Why do realtors list properties without prices?
At some point, many readers have probably, come across property advertised in the listings or on sale boards, which have been put up on the market with “Please call” stated, instead of the price. This is a typical seller practice, utilized by realtors called ‘no-price marketing.
No-price marketing typically occurs when a seller does not have a fixed price in mind for the property on offer. The property owner might not be sure of what the best buyer or highest bidder is prepared to pay to buy and may have fears about undervaluing his property, while also keeping in mind that different factors sway different buyers. It is a speculative practice designed to encourage buyer competition through bidding and tenders-ubmission processes.
Conversely, the owners of a grand estate piece may not want to lose genuine interest by overpricing their property, so they resort to no-price marketing in order to attract serious buyers to the bidding table.
According to Mr. Damola Adedoyin, an Estate surveyor with Alonge, Ogunmeyero and Co.: “It depends on the property in mind. Some owners might be of the opinion that their property is rarer than the usual market offerings, and may be prepared to wait for the right buyer.

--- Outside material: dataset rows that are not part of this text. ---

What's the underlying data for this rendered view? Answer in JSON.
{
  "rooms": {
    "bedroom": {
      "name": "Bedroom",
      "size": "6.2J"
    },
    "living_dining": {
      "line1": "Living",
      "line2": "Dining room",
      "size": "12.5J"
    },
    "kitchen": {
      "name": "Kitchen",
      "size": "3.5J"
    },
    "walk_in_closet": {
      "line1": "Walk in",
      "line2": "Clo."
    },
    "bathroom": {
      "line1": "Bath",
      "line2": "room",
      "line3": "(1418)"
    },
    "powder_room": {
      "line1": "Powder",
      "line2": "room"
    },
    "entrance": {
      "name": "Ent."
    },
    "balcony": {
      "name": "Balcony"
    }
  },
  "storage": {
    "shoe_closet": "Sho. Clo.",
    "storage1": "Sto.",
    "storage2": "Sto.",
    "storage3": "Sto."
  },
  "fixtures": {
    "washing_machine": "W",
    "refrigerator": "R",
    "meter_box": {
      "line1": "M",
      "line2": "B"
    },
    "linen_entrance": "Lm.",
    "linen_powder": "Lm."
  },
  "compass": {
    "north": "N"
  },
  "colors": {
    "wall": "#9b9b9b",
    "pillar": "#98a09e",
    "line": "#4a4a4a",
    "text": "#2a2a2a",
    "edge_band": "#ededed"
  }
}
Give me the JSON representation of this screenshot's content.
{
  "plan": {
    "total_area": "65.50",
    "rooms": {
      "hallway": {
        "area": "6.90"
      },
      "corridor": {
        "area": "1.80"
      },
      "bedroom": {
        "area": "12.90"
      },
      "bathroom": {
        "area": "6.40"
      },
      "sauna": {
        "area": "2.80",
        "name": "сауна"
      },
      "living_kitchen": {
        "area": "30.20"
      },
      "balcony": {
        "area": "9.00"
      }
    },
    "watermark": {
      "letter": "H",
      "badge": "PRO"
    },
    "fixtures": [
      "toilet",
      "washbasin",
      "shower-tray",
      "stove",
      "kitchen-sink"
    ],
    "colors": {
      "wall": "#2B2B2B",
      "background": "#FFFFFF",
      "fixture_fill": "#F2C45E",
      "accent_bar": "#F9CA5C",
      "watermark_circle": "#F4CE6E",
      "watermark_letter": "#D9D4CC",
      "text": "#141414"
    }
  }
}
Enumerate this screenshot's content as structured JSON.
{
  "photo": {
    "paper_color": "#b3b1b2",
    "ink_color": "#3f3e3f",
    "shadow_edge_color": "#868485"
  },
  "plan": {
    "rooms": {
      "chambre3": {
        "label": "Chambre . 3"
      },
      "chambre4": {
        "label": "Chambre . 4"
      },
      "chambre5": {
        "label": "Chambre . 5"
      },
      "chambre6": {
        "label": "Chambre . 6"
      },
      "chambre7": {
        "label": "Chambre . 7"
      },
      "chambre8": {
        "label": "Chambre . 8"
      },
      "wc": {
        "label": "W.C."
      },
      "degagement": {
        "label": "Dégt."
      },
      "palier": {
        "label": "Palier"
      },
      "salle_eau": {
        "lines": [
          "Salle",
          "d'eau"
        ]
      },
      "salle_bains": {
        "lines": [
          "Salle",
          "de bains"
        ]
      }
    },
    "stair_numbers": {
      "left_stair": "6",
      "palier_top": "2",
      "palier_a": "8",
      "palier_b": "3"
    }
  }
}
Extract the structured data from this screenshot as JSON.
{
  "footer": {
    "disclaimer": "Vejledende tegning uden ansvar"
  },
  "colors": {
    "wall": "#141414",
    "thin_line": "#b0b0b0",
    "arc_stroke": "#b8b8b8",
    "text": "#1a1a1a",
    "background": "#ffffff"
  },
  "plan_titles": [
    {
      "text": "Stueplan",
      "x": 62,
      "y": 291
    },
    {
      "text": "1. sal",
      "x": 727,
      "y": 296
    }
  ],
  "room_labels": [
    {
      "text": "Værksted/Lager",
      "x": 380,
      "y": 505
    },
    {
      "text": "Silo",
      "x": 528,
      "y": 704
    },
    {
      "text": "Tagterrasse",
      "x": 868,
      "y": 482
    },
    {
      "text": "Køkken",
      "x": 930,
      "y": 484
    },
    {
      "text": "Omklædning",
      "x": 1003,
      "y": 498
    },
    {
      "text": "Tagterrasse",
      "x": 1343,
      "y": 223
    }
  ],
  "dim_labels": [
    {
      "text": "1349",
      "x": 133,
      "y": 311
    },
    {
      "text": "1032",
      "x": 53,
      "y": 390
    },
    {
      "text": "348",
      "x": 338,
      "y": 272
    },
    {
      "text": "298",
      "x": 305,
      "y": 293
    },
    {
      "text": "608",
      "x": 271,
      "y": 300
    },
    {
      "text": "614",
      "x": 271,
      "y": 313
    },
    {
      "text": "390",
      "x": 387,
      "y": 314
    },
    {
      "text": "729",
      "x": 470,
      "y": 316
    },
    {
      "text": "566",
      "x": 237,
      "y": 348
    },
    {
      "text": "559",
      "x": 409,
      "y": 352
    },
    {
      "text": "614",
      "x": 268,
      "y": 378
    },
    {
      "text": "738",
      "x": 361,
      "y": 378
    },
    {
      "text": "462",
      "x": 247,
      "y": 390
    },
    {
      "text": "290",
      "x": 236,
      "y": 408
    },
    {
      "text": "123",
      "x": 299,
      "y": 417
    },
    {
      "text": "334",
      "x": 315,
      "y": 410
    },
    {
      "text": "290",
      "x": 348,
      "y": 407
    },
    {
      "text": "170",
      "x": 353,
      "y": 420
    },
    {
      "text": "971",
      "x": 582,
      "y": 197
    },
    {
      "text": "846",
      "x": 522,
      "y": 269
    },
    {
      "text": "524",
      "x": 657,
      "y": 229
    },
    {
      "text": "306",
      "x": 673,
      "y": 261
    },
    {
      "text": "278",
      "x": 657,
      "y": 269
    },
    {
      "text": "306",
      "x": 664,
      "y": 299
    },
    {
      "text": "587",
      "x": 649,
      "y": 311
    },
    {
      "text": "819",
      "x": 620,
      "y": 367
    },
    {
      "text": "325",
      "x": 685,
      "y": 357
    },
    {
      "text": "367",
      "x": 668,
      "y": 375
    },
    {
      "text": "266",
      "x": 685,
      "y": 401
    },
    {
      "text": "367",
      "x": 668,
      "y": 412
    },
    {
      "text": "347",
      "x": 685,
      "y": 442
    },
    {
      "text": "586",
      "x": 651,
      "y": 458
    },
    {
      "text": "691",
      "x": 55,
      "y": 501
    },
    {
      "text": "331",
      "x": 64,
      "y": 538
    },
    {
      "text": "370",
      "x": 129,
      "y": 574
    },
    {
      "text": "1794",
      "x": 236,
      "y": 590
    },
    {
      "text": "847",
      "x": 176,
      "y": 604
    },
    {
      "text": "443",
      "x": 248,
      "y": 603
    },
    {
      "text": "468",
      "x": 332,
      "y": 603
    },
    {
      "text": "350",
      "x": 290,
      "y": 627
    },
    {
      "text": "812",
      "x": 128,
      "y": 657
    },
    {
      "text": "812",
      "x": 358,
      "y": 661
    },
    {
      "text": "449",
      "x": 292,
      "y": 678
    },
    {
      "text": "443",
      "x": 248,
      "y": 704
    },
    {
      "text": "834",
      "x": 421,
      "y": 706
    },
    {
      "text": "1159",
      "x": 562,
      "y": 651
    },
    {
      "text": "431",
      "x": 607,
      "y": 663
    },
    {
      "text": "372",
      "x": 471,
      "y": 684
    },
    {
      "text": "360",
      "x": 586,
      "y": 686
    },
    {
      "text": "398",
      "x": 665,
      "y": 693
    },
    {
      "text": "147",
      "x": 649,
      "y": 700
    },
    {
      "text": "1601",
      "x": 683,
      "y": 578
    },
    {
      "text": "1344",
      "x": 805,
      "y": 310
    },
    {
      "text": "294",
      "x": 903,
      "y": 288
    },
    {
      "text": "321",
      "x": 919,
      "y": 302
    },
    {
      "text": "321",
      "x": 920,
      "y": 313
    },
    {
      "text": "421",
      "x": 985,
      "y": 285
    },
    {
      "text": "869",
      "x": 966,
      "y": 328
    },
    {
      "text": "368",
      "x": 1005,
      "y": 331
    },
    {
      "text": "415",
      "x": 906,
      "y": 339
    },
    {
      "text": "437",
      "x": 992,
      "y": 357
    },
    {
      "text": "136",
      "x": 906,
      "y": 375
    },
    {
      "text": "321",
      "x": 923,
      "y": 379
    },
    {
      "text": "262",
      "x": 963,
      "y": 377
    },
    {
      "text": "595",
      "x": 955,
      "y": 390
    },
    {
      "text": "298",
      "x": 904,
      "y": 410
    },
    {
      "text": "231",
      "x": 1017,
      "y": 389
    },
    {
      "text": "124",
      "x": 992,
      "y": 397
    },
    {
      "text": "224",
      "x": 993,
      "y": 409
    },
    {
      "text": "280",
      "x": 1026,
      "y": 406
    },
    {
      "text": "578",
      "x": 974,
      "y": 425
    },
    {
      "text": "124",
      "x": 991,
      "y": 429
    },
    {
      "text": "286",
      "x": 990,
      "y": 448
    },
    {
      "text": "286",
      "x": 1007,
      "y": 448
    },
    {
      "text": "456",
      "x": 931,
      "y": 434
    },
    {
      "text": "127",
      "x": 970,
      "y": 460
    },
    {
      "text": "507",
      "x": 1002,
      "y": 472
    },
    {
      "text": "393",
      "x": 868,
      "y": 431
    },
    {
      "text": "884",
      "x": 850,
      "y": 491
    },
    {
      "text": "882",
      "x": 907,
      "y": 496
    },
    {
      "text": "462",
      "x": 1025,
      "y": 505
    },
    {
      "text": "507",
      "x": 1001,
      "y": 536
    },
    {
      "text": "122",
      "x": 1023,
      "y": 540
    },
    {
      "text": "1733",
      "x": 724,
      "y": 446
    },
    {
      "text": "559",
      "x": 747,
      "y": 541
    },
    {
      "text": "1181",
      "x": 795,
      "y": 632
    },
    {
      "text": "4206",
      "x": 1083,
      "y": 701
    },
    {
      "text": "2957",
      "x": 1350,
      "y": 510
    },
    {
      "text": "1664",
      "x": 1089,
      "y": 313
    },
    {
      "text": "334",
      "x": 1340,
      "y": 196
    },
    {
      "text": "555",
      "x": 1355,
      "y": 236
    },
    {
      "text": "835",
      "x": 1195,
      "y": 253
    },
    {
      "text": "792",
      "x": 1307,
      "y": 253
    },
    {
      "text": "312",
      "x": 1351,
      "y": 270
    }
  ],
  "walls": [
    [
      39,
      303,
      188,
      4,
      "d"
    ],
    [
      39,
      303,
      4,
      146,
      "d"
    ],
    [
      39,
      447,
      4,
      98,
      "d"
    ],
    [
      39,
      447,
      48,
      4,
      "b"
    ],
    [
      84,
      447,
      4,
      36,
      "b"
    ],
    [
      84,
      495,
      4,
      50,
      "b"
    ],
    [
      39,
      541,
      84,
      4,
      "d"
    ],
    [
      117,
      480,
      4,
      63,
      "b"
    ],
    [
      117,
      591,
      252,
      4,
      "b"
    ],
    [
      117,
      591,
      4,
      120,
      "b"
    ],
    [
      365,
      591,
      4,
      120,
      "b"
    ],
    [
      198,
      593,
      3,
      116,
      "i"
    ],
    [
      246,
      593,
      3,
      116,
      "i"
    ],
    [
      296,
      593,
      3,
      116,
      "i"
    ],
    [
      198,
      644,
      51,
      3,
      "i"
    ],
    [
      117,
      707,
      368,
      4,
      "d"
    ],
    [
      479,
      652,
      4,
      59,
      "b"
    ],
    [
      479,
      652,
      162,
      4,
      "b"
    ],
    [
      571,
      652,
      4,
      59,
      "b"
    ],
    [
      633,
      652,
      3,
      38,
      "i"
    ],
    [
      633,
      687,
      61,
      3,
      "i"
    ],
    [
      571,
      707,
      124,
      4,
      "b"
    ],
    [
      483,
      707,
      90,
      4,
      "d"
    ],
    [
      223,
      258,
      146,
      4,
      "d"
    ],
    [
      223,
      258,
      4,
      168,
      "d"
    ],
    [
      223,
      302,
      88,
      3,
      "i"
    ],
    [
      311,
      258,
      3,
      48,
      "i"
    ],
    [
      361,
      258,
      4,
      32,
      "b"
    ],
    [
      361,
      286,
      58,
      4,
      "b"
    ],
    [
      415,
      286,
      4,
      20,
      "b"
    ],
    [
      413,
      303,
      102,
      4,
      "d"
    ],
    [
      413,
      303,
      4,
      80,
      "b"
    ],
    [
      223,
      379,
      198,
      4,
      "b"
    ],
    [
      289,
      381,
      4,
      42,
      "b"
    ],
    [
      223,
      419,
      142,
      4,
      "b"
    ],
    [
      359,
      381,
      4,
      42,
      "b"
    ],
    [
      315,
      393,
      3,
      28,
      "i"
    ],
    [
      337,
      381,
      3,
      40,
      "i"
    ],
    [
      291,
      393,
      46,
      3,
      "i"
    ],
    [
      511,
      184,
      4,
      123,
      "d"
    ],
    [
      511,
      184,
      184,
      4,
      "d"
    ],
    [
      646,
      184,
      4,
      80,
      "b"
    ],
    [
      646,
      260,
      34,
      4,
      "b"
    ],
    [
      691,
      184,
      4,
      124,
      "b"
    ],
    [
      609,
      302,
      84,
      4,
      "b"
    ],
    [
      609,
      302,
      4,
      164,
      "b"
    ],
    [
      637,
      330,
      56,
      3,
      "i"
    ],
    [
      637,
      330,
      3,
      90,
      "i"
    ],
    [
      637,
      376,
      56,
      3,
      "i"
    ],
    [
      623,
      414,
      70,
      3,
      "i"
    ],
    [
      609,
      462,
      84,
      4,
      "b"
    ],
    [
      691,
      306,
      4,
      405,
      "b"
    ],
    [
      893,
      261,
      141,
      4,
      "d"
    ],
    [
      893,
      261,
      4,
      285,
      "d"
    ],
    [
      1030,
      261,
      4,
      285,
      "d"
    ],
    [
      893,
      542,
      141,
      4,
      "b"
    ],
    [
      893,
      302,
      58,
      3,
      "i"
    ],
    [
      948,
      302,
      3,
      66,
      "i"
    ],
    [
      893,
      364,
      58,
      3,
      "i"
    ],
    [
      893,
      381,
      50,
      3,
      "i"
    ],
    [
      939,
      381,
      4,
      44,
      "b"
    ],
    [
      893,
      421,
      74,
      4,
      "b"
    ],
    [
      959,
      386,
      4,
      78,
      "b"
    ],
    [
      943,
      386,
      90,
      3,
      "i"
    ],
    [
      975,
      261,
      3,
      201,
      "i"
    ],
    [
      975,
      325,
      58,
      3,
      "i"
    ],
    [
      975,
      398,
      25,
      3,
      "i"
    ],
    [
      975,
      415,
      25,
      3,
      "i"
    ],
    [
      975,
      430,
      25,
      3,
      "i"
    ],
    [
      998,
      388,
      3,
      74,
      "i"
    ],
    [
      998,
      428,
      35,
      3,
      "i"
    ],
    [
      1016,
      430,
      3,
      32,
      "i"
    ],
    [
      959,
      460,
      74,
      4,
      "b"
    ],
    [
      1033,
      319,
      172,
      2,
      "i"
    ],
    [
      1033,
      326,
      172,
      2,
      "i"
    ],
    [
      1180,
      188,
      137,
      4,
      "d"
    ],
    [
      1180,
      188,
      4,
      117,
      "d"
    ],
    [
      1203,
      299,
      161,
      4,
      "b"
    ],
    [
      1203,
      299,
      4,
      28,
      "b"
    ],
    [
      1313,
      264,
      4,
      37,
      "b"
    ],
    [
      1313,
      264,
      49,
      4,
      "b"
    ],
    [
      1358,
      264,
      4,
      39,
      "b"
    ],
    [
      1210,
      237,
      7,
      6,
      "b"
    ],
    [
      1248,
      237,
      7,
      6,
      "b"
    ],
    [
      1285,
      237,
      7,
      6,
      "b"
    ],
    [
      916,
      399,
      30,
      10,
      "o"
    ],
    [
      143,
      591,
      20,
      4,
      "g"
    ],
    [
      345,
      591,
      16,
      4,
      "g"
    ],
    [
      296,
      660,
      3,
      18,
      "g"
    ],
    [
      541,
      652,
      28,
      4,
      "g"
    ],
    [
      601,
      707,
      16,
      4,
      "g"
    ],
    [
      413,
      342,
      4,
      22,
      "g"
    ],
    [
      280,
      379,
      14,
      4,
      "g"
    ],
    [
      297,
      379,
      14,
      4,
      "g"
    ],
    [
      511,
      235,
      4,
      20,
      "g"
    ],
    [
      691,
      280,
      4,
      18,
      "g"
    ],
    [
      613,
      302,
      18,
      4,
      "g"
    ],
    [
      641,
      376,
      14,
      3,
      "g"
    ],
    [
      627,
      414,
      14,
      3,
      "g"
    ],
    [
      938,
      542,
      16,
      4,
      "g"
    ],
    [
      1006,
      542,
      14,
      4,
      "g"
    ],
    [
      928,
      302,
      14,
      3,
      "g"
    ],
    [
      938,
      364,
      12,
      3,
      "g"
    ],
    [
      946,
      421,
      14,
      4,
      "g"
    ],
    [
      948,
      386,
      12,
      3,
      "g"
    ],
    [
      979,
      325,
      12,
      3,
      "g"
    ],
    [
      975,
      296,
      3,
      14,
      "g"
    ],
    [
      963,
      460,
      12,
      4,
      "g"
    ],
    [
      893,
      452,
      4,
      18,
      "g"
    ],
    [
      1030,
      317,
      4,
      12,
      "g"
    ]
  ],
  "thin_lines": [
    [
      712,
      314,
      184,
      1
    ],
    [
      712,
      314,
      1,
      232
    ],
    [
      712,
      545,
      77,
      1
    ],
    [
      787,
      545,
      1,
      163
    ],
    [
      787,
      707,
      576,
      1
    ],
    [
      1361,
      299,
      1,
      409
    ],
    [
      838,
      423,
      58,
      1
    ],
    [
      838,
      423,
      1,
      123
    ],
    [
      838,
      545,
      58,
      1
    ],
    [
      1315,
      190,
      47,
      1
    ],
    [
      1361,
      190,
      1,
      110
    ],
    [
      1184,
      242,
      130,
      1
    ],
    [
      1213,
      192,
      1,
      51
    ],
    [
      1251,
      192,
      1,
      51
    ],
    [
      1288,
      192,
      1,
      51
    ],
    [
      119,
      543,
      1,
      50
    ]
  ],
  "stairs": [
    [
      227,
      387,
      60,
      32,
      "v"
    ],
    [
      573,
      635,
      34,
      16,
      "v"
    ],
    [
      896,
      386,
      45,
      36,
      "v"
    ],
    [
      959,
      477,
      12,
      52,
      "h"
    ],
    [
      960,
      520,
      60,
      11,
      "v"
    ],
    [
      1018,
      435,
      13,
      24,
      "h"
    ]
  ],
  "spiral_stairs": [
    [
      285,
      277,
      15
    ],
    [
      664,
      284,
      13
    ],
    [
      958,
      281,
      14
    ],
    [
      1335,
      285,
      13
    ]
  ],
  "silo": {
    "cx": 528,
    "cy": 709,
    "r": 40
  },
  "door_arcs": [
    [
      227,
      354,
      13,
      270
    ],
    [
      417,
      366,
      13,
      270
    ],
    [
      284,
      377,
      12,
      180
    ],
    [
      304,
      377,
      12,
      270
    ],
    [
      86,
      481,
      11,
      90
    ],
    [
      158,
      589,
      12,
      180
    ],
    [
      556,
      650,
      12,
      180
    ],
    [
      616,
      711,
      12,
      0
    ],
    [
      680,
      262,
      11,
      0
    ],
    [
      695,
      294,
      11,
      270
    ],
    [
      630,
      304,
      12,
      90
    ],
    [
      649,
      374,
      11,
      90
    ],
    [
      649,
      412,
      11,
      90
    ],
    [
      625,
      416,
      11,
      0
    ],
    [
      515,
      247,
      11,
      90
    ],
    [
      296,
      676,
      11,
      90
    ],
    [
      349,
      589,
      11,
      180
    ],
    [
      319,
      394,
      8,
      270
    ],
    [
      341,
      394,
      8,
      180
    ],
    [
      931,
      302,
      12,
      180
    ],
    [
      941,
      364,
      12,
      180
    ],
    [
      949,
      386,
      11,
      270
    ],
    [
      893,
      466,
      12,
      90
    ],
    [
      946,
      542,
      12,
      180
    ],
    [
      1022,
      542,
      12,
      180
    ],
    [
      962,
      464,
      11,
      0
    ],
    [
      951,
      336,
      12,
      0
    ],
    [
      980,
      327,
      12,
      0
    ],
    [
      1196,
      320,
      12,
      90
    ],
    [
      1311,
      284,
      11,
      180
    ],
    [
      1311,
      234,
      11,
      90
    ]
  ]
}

An agent’s job is to find the best buyer for a property, and if that happens to entail no-price marketing, that’s what will be recommended.”
Of course, the flipside to this line of thinking, is that it depends entirely on the buyer’s estimated worth of the property. Most buyers will not want to risk overpaying for a potential new property and may initially start with a low offer, in order to secure a bargain price.
This, according to Mr. Adedoyin, is also a typical buyer practice: “Even when a price range is established, it’s not unusual to receive a number of offers that are significantly lower than the minimum asking price. Speculation isn’t new to the real estate market in Nigeria, but I prefer to refer to the no-pricing method as true-value pricing. If the buyers see the value they want in that particular property, then they’ll open their chequebooks. It’s that simple.”
But how effective is this method?
“Like I said initially, it depends on the property in mind. No-pricing won’t work on most properties, because buyers generally visit multiple premises and tend to have a good idea of what similar holdings cost elsewhere. But with the right property, it’s a powerful negotiating tactic.”
Similarly, the MD of Bathomes Associates, believes that no-pricing
can have its uses with the right property. “I usually resort to it, when I believe that the owner is being unrealistic with the property valuation. When I advertise such properties with the listed price, they stay on the market for months without a single inquiry coming in. But as soon as I list the properties without a price, I get a barrage of calls from interested customers.”
Although, he agrees that no-pricing can cut both ways: “When a good number of offers come in from serious clients, I compile them into a list and brief the owner of the offers and the price range that people are willing to pay for it. This usually does a better job of explaining the market mood to the owners than I ever could.”
Another realtor who wished to remain anonymous, is of the opinion that no-pricing can be alluring to customers because of the subtlety involved: “People are attracted to mystery and the feeling of exclusiveness.” Going further to explain: “If you buy a beautiful property, not through the normal process, but by bidding a personally estimated value, it can create a sense of distinctiveness. You can say it is helpful in attracting customers that buy into exclusivity.”
On the other hand, for the MD Attorney Properties, Mr. Michael, no-pricing is not an efficient tactic: “Why would I want to do that? Why would anyone want to do that? Well, I suppose for some agents, they find what they’re looking for, but for myself, I’m a busy man. All that (nopricing) will do is lead to unserious clients constantly ringing me up with low-ball offers. I list my prices outright and spare both parties any undue stress.”
In a survey carried out by Castles Lifestyle, 50% of the participants indicated that no-pricing methods discouraged further inquiry, while 25% felt that it encouraged further inquiry, and the other 25% felt that it depended on the property in question.
Indeed, the results of the survey would appear to conform to a longheld market sentiment, which is, that value is subjective, both for the sellers and buyers. And for the market-savvy, there’s a clear strategy when utilizing no-pricing methods.